The National Library of Scotland (NLS) yesterday unveiled a HUGE collection of maps that they have digitised and placed online. The maps, covering England and Wales, are historic Ordnance Survey maps that are between 60 and 170 years old and are at a high resolution. The scale is 6-inch-to-the-mile and covers the whole country. At the moment each map can be viewed by clicking on the appropriate box on an online map, they plan to undertake further work to join many of the maps together to create a single scrollable historic map of the whole country this summer.
The extract above, of the Kew Bridge area in 1899, is from this map (I’ve shifted the white balance.) Some of the maps have some rather nice colouring for water – with the blue colour being augmented by some subtle shading on the riverbanks. The same effect is see in a Snowdon map (extract below), from 1889.
I featured an earlier release of Victorian 60-inch-to-the-mile maps, for London, on Mapping London. The number of retweets and Facebook likes for this posting was unprecedented for the blog, suggesting a huge interest in high quality scans of historic maps.
Here’s their press release, includes the reason why the NLS is including maps from outside Scotland!
New map resource – OS six-inch England and Wales, 1842-1952
We are very pleased to announce the availability of a new website resource – zoomable colour images of the Ordnance Survey’s six-inch to the mile (1:10,560) mapping of England and Wales. All our map digitisation work in recent years has been externally funded, hence the recent expansion of our map images beyond Scotland.
This is the most detailed OS topographic mapping covering all of England and Wales from the 1840s to the 1950s. It was revised for the whole country twice between 1842-1893 and between 1891-1914, and then updated regularly for urban or rapidly changing areas from 1914 to the 1940s. Our holdings are made up of 37,390 sheets, including 35,124 quarter sheets, and 2,237 full sheets.
The maps are immensely valuable for local and family history, allowing most features in the landscape to be shown. The more detailed 25 inch to the mile (or 1:2,500) maps allow specific features to be seen more clearly in urban areas, as well as greater detail for buildings and railways. However, most topographic features on the 25 inch to the mile maps are in fact also shown on the six-inch to the mile maps.
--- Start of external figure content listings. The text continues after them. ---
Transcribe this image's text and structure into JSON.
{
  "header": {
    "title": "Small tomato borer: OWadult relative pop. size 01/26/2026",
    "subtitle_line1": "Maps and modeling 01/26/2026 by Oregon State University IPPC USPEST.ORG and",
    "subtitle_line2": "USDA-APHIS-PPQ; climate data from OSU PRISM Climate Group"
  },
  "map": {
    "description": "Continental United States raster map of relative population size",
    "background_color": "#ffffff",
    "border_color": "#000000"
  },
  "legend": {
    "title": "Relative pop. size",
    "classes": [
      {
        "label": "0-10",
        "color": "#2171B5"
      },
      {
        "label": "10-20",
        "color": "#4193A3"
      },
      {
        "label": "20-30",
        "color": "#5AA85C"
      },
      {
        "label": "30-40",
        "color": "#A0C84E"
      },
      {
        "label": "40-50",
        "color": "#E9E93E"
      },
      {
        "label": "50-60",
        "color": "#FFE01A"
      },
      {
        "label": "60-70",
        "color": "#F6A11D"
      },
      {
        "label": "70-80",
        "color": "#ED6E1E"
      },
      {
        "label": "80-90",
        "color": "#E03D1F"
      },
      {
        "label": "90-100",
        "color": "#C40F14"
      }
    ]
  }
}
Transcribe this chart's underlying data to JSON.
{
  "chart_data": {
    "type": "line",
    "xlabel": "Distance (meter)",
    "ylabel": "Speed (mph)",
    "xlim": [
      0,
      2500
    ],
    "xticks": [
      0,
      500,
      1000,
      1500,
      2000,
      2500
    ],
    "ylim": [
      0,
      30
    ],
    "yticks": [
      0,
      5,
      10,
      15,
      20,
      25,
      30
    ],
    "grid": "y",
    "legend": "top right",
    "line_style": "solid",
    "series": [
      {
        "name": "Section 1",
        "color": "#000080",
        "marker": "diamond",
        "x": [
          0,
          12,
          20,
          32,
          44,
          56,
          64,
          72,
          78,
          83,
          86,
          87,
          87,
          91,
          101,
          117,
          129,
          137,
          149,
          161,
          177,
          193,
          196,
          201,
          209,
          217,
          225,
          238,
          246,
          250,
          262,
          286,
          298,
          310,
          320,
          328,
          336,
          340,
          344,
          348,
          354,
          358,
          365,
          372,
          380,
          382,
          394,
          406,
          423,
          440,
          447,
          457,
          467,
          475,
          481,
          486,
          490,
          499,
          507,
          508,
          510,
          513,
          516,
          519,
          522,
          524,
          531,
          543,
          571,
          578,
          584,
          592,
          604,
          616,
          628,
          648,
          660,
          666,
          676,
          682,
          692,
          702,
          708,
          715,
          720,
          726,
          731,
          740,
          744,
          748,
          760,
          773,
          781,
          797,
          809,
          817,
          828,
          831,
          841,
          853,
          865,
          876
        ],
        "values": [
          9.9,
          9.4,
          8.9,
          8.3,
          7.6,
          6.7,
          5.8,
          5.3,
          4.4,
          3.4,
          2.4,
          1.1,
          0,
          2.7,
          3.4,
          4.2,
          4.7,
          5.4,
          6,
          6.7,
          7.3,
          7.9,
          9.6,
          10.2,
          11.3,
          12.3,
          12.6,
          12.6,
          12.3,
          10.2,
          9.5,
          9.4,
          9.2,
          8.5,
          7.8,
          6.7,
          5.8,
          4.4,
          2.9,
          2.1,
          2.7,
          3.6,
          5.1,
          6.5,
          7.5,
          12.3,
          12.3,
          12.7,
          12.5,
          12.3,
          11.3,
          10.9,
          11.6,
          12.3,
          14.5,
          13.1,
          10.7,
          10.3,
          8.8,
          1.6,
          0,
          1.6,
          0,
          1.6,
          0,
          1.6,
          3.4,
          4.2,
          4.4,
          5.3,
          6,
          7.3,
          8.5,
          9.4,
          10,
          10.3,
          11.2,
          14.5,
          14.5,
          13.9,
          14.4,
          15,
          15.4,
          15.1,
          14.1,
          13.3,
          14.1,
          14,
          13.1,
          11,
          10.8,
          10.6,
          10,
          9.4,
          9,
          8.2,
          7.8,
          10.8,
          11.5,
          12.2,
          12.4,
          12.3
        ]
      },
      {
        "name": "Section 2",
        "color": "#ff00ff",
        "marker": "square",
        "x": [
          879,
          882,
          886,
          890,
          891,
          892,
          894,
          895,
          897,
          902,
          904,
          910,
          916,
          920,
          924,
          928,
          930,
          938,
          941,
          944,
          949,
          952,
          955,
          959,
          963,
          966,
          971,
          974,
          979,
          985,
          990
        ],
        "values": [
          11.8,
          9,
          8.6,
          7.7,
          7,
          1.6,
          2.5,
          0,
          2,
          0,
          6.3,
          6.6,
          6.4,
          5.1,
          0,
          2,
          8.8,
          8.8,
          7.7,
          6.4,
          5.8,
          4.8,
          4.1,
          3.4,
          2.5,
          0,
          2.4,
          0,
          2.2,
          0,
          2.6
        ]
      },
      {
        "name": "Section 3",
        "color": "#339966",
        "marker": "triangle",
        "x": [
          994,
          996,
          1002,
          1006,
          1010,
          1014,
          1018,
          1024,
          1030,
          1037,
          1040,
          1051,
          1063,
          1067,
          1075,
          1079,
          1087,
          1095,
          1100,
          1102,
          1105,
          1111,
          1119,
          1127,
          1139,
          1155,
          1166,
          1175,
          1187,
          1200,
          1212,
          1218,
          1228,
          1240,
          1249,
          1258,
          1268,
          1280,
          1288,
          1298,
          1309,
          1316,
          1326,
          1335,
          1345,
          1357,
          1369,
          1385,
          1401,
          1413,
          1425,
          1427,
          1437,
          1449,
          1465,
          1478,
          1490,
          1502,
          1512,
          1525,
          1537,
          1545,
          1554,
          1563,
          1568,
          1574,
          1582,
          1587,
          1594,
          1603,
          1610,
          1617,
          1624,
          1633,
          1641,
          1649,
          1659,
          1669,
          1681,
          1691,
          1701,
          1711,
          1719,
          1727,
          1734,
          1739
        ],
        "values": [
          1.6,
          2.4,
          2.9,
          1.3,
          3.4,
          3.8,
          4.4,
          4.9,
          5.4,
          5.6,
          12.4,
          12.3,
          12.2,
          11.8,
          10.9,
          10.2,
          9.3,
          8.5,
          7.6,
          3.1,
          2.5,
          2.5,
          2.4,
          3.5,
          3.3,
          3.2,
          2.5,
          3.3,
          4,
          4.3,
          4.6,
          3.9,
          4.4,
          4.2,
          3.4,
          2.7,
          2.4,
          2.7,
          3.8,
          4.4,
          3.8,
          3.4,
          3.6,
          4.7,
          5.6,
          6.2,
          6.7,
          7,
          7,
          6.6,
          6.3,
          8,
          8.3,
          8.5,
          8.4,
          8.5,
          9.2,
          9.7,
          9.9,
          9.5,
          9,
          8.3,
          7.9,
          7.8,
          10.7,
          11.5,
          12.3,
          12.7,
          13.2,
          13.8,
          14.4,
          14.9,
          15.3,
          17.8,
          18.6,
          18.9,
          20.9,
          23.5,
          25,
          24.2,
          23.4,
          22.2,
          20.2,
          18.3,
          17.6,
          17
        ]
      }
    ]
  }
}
The easiest way of finding sheets is through a clickable graphic index using our ‘Find by Place’ viewer: http://maps.nls.uk/openlayers.cfm?id=39&zoom=6&lat=53.39954&lon=-3.0305
This allows searching through a gazetteer of placenames, street names, postcodes and Grid References, as well as by zooming in on an area of interest with smaller-scale locational mapping as a backdrop.
The sheets are also available via county lists: http://maps.nls.uk/os/6inch-england-and-wales/counties.html
We plan to also make georeferenced mosaics available of the series by the late summer.